With space for about 20 diners at a time during lunch and dinner, Garvey, 36, and his staff have crafted a meeting of Californian, Japanese and, on occasion, French flavors (they show up most in the desserts, where chocolate creme with passion fruit caramel and peanut praline is served). It’s high on citrus, salt, acid and seafood — like Scottish langoustine flambeed table-side over a piping hot lava rock. It’s low on butter, though foie gras dipped in cherry jelly makes its appearances for the taste buds that gravitate toward the creamy, savory and decadent.

It all suggests that cultures can — even amid wars and disturbing nationalism — remain distinct yet mingle to create something shared and new.

Previously, there’s been Colorado lamb and, at another point, artichoke thistles on the menu — flown in from Santa Barbara and baked in gratin and white truffle.

Sous chef Andy Parker and chef Salvatore Greco.

Sous chef Andy Parker and chef Salvatore Greco.

(Alice Zoo / For The Times)

“Some people like to use local and minimize their carbon footprint.

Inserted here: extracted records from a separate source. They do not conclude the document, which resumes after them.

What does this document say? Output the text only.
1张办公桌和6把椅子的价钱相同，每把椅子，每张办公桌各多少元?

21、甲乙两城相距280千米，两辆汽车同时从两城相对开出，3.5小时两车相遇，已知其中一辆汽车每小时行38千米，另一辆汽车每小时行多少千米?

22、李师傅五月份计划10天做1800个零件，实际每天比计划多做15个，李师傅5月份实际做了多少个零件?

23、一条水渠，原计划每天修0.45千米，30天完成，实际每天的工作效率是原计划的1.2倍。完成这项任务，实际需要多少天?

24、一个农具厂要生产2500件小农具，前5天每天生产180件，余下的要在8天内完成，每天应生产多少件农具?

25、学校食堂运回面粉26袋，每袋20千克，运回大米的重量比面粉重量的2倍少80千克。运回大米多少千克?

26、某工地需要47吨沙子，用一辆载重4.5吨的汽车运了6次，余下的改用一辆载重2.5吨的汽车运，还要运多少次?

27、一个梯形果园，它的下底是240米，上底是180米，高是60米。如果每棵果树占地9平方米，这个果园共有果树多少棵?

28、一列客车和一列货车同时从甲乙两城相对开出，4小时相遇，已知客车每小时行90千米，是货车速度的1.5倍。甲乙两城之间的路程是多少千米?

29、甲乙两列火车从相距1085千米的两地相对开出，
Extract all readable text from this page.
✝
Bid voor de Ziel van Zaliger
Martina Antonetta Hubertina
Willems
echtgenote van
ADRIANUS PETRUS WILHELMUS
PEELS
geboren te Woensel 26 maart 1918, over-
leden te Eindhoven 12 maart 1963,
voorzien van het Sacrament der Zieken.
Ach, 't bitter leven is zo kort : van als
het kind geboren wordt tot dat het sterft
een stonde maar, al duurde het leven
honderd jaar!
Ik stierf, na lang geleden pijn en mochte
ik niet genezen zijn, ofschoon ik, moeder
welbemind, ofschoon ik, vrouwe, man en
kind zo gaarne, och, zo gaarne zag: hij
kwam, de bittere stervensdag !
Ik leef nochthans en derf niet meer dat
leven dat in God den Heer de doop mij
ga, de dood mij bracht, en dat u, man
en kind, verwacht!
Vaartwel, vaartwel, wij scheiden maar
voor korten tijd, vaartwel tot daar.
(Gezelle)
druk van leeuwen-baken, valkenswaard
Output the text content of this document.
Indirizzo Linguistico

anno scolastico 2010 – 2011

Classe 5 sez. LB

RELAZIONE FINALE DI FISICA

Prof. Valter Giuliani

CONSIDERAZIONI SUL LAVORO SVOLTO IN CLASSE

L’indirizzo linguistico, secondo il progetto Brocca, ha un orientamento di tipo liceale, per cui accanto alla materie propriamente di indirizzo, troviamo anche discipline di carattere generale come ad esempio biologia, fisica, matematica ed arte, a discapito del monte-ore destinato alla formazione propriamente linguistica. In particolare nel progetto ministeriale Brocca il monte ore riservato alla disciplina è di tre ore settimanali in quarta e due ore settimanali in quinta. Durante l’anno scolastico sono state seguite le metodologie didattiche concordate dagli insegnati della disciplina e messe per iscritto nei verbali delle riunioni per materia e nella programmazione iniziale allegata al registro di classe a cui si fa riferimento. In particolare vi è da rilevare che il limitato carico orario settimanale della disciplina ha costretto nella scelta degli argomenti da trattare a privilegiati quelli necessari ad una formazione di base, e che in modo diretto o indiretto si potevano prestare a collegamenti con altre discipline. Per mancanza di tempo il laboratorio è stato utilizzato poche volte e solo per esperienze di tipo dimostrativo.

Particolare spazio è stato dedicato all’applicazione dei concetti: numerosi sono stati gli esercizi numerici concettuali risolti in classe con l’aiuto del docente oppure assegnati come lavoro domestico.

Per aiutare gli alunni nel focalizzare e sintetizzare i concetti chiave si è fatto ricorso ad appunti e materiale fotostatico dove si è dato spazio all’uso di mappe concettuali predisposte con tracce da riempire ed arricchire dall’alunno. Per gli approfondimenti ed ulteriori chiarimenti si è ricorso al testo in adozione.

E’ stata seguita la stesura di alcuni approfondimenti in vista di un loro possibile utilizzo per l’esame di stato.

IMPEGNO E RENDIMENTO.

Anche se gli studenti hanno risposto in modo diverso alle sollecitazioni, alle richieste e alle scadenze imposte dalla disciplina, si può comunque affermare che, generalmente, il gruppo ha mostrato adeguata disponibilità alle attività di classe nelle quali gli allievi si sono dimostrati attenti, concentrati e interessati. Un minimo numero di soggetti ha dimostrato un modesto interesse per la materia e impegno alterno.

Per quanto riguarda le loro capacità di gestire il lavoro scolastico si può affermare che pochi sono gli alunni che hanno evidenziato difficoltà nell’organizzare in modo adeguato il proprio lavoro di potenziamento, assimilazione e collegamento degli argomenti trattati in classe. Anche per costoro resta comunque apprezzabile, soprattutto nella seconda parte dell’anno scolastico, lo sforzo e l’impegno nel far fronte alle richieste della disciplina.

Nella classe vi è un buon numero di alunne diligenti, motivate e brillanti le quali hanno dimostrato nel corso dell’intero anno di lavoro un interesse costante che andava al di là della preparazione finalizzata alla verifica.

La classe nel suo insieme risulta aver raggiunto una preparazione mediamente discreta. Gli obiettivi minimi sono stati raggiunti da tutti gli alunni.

We do too, but we are in the market of delivering the absolute best we can do.… It just so happens for us that the best pistachios [are] from California,” says Garvey, who grew up in Barcelona to a French-Spanish-Moroccan mother and an American father and got his start as a teen taking out trash and washing dishes at an Italian restaurant on Las Ramblas. “The olive oil that we get from California is for a specific vinaigrette and a specific style. It’s quite peppery.”